Тихо спускается ночь, и мама зажигает свет. Взлетают и кружатся вокруг абажура ночные мотыльки, иногда глухо стукаясь о лампу. Взрослые изредка переговариваются, а Лизина голова, подпертая кулачком на согнутом локте, уже клонится к столу и вот-вот упадет. Сон смежит веки, но Лиза упрямо таращит глаза: «Нет, я не сплю». Но, наконец, сдается, и, ныряя в прохладу своей постельки, чувствует, как медленно плывет и вращается Земля, чтобы через несколько часов подставить Солнцу свой бок.

Сладкая ты моя

В каждом палисаднике вдоль дорожек цвели мальвы, но не такие, как встречались нам, когда мы ездили на Кубань – большие, в человеческий рост, разноцветные. Особенно красивы были те, у коих цветки нежно-нежно-желтые, как свежее сливочное масло. Нет, в нашей деревне мальвы гораздо мельче, все одинакового розово-лилового цвета. Общего с теми, южными – форма листьев, цветов и семян. Семена наших привычных мальв мы ели (чего мы только не ели!) В ход шли только зеленые, незрелые (так, не думая об этом, мы едим исключительно неспелые огурцы). Особый, тогда ни с чем не сравнимый вкус, очень отдаленно напомнило мне в теперешнем возрасте кунжутное масло.

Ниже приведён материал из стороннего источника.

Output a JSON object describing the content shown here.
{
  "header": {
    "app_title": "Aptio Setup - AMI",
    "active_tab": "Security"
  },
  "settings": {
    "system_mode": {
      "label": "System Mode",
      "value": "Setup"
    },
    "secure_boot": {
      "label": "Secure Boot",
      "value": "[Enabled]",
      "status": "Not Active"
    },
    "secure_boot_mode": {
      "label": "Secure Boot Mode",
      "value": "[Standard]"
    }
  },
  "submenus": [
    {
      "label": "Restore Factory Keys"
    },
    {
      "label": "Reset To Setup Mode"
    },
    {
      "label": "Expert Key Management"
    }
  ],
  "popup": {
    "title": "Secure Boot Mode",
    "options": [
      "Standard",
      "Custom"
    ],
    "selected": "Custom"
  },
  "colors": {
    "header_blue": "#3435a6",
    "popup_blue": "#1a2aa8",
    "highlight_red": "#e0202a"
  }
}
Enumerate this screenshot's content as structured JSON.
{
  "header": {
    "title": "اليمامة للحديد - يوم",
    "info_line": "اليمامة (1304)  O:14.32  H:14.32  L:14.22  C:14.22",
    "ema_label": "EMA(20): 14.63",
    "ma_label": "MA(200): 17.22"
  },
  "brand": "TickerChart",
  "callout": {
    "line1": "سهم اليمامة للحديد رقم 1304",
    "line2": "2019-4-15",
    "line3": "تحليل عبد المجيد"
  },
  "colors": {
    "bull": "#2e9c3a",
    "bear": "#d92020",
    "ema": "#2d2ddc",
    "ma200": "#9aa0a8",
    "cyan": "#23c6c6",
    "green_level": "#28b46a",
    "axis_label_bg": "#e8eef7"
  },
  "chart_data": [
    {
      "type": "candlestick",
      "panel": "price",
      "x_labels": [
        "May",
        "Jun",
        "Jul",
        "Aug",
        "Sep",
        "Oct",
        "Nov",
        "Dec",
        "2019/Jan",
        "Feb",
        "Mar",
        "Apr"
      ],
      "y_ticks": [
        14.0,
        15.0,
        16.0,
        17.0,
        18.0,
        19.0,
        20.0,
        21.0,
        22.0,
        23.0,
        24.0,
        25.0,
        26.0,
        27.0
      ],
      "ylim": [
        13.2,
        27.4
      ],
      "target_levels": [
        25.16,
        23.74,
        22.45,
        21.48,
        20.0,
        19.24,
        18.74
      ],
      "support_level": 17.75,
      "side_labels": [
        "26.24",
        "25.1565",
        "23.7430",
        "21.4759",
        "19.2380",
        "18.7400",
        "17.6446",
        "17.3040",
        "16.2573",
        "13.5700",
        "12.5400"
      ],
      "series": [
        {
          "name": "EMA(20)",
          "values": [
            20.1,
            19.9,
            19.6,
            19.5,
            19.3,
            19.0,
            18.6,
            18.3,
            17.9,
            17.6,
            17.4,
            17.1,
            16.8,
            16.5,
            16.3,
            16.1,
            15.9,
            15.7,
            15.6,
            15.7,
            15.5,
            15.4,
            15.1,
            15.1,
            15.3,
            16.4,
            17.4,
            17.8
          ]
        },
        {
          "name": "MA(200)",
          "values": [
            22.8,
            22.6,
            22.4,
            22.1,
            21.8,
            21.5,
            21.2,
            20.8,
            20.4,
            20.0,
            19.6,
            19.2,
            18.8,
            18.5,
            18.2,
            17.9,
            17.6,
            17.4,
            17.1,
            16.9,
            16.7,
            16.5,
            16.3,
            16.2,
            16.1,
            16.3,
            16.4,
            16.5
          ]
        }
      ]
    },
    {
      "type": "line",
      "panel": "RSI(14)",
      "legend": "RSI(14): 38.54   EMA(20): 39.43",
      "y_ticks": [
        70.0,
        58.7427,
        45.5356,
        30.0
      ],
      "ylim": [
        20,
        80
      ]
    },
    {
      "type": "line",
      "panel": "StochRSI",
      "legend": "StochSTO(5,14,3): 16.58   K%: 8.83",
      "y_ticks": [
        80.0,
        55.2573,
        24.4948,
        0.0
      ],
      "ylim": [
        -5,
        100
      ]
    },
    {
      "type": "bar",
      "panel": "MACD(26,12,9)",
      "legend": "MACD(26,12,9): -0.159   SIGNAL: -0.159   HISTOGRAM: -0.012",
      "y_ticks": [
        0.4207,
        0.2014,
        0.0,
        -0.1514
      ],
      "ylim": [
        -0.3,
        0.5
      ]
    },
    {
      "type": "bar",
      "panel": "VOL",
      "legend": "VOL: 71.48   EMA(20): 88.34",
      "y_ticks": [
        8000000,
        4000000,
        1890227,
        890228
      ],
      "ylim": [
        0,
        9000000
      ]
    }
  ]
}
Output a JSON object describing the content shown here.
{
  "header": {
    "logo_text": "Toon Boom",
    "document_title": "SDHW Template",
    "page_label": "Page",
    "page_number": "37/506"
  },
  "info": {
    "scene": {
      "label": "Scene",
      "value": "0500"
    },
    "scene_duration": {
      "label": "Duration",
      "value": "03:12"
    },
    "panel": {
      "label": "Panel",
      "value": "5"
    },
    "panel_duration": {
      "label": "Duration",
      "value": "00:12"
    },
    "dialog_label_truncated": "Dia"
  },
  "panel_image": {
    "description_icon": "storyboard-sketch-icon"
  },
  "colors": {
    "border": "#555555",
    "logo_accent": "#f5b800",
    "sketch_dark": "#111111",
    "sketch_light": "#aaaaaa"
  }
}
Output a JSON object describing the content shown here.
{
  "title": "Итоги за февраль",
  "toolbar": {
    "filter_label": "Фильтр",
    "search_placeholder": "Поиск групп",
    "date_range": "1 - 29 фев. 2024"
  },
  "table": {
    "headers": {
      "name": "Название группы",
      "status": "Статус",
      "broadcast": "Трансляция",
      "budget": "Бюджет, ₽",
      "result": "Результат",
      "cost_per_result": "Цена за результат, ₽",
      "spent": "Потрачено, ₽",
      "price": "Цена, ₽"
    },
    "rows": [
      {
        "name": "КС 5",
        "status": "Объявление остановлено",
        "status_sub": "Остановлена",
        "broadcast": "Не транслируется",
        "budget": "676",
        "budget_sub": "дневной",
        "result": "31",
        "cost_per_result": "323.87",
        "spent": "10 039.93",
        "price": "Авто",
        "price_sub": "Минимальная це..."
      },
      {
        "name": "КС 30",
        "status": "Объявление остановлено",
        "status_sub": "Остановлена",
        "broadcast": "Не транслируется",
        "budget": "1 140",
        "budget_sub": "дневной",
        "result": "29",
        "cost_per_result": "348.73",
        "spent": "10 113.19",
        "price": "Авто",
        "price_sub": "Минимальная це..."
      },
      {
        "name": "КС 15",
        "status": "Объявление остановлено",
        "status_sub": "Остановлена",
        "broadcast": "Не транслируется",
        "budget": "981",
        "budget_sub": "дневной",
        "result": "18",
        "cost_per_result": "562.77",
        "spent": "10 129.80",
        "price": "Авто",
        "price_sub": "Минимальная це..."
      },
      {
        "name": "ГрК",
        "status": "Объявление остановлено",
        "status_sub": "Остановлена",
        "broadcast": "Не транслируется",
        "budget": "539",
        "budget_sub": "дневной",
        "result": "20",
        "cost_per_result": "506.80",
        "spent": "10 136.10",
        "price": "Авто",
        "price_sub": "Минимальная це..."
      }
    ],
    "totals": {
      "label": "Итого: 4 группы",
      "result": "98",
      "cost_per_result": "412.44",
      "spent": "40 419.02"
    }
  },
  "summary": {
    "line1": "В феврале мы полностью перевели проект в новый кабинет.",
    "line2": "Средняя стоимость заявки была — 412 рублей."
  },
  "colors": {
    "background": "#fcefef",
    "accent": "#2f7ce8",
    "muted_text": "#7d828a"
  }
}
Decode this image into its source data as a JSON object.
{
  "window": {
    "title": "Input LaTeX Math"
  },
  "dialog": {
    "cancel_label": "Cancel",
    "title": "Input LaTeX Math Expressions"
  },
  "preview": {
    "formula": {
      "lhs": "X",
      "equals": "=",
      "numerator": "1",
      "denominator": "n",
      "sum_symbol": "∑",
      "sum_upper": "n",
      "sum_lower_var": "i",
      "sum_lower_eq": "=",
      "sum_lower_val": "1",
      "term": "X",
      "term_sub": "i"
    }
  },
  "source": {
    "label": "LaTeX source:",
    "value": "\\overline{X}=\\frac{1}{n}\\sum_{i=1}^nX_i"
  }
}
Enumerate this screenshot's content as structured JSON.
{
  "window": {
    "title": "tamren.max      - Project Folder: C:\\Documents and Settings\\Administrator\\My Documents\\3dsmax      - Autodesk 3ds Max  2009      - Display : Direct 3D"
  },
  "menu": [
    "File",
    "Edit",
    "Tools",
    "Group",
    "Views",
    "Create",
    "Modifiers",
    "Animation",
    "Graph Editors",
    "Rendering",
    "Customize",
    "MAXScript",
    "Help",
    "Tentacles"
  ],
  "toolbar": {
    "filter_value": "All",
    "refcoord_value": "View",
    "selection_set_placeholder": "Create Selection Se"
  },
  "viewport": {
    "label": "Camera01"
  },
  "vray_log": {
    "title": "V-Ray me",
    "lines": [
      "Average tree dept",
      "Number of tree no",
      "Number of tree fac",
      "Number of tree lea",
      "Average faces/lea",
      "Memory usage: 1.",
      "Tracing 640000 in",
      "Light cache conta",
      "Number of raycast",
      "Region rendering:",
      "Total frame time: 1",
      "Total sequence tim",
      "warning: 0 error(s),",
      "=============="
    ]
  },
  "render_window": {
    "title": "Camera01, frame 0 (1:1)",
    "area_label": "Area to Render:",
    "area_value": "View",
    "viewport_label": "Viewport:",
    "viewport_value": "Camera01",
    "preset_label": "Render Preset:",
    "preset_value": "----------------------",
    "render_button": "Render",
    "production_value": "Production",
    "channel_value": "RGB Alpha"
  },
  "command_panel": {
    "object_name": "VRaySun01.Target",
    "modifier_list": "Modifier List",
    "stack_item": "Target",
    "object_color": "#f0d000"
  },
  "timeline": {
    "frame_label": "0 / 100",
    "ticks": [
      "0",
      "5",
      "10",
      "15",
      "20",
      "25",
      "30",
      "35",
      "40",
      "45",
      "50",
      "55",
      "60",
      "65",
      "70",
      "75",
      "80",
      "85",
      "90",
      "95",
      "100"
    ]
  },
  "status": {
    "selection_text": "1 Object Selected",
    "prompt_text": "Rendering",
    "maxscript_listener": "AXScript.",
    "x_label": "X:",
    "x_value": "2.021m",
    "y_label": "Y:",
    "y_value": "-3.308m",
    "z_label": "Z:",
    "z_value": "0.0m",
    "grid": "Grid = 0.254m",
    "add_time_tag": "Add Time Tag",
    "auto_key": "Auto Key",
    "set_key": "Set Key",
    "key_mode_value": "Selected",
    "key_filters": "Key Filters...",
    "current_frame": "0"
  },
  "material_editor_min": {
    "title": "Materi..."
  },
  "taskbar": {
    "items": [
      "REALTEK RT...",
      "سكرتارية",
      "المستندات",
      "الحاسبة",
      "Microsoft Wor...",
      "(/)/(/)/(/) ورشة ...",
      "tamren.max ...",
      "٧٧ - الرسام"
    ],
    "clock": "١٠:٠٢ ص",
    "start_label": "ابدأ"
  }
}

Из мальвиных цветочков мы делали кукол. Распустившиеся цветки-граммофончики играли роль юбки на кринолине, а туго свернутые кулечки бутонов – головы. Самое замечательное, что оставленные на скамейке «куклы» расцветали головами. Через несколько часов бутоны-головы раскрывались, а юбки опадали.

Цветов в каждом саду на клумбах полно: осенние астры, георгины и золотые шары, июньские пионы, летние флоксы с резким запахом. Совсем близко от террасы – обязательно ночные цветы – маттиолы, перекликающиеся со звездами в небе, душистый табак. На самом солнцепеке в шине от автомобильного колеса – неизменные настурции. Казалась смешной загадка, если ответ произносить быстро:

– Когда продавщица цветов становится изменником родины?

– Когда она продает нас Турции.

Но как продают цветы, мы знали только из кино. В вазы цветы ставили, как правило, полевые: ромашки, васильки с непременно торчащей среди них парой колосьев ржи (и никогда пшеницы!), но чтобы пойти к кому-то в гости с букетом, такого не припомню. Только первого сентября, как водится, тащили в школу цветы, как снопы.

Однажды (я училась классе в пятом) мама собрала мне на первое сентября белоснежный букет из флоксов. Нам с ней казалось, что это очень изящно: белый фартук, белый воротничок и белейший букет. Зашла за Галяней – закадычной подругой, и ее мама со словами «что ж такой букетик бедненький» вложила мне в руку охапку желтых «золотых шаров» и розовых, чуть подвядших георгинов (хорошие ушли в букет Галяни).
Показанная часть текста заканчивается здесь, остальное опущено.